EDITORIALE - QUESTA NAZIONE ODIA I POVERI

  • Tommaso Villa

Questa Nazione odia i poveri. Li vuole sempre più poveri e sempre più numerosi. Lo Stato non svolge più la funzione di ridistribuzione della ricchezza che si ammucchia sempre di più dove già ce n'è tanta e toglie a chi ha poco. Ecco un'analisi di Banca d'Italia.

La quota di famiglie italiane in condizione di povertà assoluta è salita dal 4 al 7,5 per cento tra il 2008 e il 2021, un periodo segnato dalla doppia recessione, dalla crisi da Covid-19 e dal recente shock inflazionistico.
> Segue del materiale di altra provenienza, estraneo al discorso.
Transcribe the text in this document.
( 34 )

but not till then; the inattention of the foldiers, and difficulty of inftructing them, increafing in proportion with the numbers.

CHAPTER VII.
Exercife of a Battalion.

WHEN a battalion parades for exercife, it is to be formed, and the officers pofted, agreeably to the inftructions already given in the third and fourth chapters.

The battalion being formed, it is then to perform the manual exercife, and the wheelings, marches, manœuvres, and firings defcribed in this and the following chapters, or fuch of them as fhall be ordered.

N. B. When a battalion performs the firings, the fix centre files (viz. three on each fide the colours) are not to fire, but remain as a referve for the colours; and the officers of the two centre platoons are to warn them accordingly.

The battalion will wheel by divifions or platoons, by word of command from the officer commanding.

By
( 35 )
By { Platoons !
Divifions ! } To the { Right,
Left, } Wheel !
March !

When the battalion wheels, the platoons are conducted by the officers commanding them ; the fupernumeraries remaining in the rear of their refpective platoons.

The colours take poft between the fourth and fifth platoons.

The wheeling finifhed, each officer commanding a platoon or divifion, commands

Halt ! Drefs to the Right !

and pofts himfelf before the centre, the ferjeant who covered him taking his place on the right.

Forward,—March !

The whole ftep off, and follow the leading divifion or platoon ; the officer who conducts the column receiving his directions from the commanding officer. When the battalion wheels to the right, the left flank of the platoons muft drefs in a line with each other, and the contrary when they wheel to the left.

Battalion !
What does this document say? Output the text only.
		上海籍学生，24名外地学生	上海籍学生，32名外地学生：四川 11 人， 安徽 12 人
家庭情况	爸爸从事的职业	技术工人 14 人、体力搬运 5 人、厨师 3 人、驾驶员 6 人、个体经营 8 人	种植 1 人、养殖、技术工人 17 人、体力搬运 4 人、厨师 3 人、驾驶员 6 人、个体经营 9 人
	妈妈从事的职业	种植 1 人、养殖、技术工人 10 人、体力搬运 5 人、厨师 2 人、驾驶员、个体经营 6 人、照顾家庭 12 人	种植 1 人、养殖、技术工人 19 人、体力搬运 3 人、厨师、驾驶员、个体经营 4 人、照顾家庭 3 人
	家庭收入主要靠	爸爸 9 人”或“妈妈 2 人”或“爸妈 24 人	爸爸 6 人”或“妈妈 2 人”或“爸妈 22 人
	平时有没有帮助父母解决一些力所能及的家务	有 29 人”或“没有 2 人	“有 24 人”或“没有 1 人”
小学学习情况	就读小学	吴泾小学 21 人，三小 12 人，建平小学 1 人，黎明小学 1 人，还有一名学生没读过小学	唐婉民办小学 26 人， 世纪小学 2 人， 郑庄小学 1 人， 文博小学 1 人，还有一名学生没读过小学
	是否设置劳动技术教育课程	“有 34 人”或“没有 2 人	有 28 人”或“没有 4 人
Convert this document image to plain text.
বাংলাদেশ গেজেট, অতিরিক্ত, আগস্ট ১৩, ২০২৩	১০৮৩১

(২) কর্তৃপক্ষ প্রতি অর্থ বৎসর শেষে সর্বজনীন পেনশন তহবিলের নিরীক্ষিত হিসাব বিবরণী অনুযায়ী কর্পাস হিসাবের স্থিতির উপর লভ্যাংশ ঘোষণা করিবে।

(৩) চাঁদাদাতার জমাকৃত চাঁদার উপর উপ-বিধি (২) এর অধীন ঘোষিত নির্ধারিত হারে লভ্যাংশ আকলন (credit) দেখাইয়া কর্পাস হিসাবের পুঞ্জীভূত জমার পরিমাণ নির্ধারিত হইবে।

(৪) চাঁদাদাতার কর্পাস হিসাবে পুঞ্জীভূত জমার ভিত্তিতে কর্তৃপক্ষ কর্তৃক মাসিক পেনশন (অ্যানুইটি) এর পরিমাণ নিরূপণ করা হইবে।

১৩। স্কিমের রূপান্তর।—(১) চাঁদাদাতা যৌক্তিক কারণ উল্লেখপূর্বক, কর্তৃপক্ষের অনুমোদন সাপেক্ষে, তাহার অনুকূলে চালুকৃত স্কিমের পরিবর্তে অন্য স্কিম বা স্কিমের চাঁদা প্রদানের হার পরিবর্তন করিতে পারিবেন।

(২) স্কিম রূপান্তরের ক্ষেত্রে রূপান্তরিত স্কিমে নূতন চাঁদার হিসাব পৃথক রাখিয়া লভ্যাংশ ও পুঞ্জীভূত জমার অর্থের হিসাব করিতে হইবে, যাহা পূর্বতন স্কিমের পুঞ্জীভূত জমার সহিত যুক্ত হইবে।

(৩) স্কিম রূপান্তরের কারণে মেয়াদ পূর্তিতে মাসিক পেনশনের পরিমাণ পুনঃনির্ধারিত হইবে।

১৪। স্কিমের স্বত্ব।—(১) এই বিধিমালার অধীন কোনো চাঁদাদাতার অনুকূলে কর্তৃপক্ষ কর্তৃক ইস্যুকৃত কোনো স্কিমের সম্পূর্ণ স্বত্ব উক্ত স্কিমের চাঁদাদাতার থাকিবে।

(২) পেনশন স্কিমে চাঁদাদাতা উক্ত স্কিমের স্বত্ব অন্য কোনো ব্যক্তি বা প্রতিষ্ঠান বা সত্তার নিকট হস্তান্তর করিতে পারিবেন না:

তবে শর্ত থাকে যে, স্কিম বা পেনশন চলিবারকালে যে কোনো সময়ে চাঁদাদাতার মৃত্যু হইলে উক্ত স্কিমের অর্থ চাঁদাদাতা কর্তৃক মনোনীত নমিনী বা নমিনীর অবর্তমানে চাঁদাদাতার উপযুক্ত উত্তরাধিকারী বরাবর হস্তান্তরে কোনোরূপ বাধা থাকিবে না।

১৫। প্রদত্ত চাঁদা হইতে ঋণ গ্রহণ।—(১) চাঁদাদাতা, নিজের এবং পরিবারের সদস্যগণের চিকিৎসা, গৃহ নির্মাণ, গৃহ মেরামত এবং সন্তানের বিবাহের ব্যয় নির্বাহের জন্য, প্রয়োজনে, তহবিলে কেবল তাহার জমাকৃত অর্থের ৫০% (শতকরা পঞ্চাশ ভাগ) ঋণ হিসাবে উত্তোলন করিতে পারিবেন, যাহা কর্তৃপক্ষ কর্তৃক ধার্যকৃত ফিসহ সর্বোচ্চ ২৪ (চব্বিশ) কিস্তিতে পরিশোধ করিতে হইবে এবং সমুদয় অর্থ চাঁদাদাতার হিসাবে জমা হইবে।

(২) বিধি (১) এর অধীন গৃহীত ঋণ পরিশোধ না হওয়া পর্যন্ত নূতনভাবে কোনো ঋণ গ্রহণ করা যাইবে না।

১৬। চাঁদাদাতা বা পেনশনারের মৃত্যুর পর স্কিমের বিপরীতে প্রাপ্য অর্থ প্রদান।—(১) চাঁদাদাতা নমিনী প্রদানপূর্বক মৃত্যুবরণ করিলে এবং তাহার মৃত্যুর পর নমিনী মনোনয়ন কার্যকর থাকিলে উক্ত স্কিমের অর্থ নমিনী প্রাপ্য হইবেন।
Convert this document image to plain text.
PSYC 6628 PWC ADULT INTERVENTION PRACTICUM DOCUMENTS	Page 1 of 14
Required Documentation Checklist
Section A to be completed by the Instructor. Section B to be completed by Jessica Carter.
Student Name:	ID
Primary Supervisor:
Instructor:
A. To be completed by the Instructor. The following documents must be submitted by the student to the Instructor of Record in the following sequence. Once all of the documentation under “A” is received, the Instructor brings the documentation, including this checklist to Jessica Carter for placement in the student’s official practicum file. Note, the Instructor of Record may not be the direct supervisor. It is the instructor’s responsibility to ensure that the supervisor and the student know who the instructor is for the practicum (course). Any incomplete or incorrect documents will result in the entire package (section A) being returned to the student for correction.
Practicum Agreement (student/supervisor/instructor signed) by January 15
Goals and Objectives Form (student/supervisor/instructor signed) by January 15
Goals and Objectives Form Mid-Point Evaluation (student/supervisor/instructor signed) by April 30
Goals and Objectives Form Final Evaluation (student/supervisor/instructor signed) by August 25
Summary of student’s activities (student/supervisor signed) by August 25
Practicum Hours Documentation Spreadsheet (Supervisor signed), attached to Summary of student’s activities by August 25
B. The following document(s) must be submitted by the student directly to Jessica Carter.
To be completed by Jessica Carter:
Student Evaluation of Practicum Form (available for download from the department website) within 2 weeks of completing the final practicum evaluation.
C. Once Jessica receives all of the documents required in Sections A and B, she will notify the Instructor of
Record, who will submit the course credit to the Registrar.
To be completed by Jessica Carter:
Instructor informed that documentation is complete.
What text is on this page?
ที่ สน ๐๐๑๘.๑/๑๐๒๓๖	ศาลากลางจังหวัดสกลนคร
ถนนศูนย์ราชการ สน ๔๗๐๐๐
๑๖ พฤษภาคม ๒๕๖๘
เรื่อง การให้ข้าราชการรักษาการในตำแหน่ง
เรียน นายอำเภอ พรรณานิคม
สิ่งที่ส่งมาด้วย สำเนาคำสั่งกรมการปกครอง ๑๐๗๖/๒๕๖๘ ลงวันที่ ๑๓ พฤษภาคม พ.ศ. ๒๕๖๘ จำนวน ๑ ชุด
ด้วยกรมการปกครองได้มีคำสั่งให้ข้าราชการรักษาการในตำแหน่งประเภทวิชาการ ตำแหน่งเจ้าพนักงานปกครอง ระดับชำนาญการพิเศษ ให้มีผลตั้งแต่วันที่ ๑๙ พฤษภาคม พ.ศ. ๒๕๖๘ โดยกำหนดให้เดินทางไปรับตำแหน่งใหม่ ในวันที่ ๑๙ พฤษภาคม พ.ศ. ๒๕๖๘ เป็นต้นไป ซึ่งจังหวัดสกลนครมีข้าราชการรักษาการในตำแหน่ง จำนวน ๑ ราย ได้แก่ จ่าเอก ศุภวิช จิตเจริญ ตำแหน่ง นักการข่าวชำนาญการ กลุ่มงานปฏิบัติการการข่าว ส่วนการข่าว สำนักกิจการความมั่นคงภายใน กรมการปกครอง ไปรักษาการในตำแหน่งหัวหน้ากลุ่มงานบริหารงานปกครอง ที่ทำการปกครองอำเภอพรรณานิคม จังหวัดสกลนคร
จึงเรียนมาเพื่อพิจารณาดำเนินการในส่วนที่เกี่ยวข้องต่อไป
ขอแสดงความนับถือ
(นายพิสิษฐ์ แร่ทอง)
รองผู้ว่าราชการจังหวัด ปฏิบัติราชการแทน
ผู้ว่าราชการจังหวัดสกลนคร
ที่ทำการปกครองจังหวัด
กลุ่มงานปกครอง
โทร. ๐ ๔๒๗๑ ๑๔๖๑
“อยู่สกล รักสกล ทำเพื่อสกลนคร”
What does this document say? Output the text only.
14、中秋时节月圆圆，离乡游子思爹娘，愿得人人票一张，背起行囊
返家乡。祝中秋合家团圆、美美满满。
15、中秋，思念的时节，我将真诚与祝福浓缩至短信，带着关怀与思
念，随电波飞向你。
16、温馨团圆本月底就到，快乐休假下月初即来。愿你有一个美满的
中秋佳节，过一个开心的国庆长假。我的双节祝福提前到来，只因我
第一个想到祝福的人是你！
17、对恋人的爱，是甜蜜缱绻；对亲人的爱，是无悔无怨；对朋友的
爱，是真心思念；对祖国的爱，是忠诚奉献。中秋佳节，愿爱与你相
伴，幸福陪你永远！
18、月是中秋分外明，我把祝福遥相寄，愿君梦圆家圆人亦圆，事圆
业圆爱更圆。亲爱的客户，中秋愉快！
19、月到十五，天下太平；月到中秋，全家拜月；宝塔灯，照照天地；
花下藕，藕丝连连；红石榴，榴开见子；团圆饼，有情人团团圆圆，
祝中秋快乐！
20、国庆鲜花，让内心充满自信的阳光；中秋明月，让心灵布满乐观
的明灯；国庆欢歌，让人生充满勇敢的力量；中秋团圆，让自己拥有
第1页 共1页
Fino al 2017 l’Italia, insieme alla Grecia, era l’unico paese dell’Unione europea privo di una forma di sostegno universale al reddito.

Nel 2018, è stato introdotto il ReI, poi sostituito nell’aprile del 2019 dall’RdC, che ha aumentato significativamente sia la platea di beneficiari sia gli importi medi erogati e impiegato risorse pari a circa tre volte quelle assorbite dal ReI. Nel 2023 il Governo è intervenuto nuovamente in materia e ha sostituito, dal 2024, l’RdC con un nuovo sussidio: l’AdI.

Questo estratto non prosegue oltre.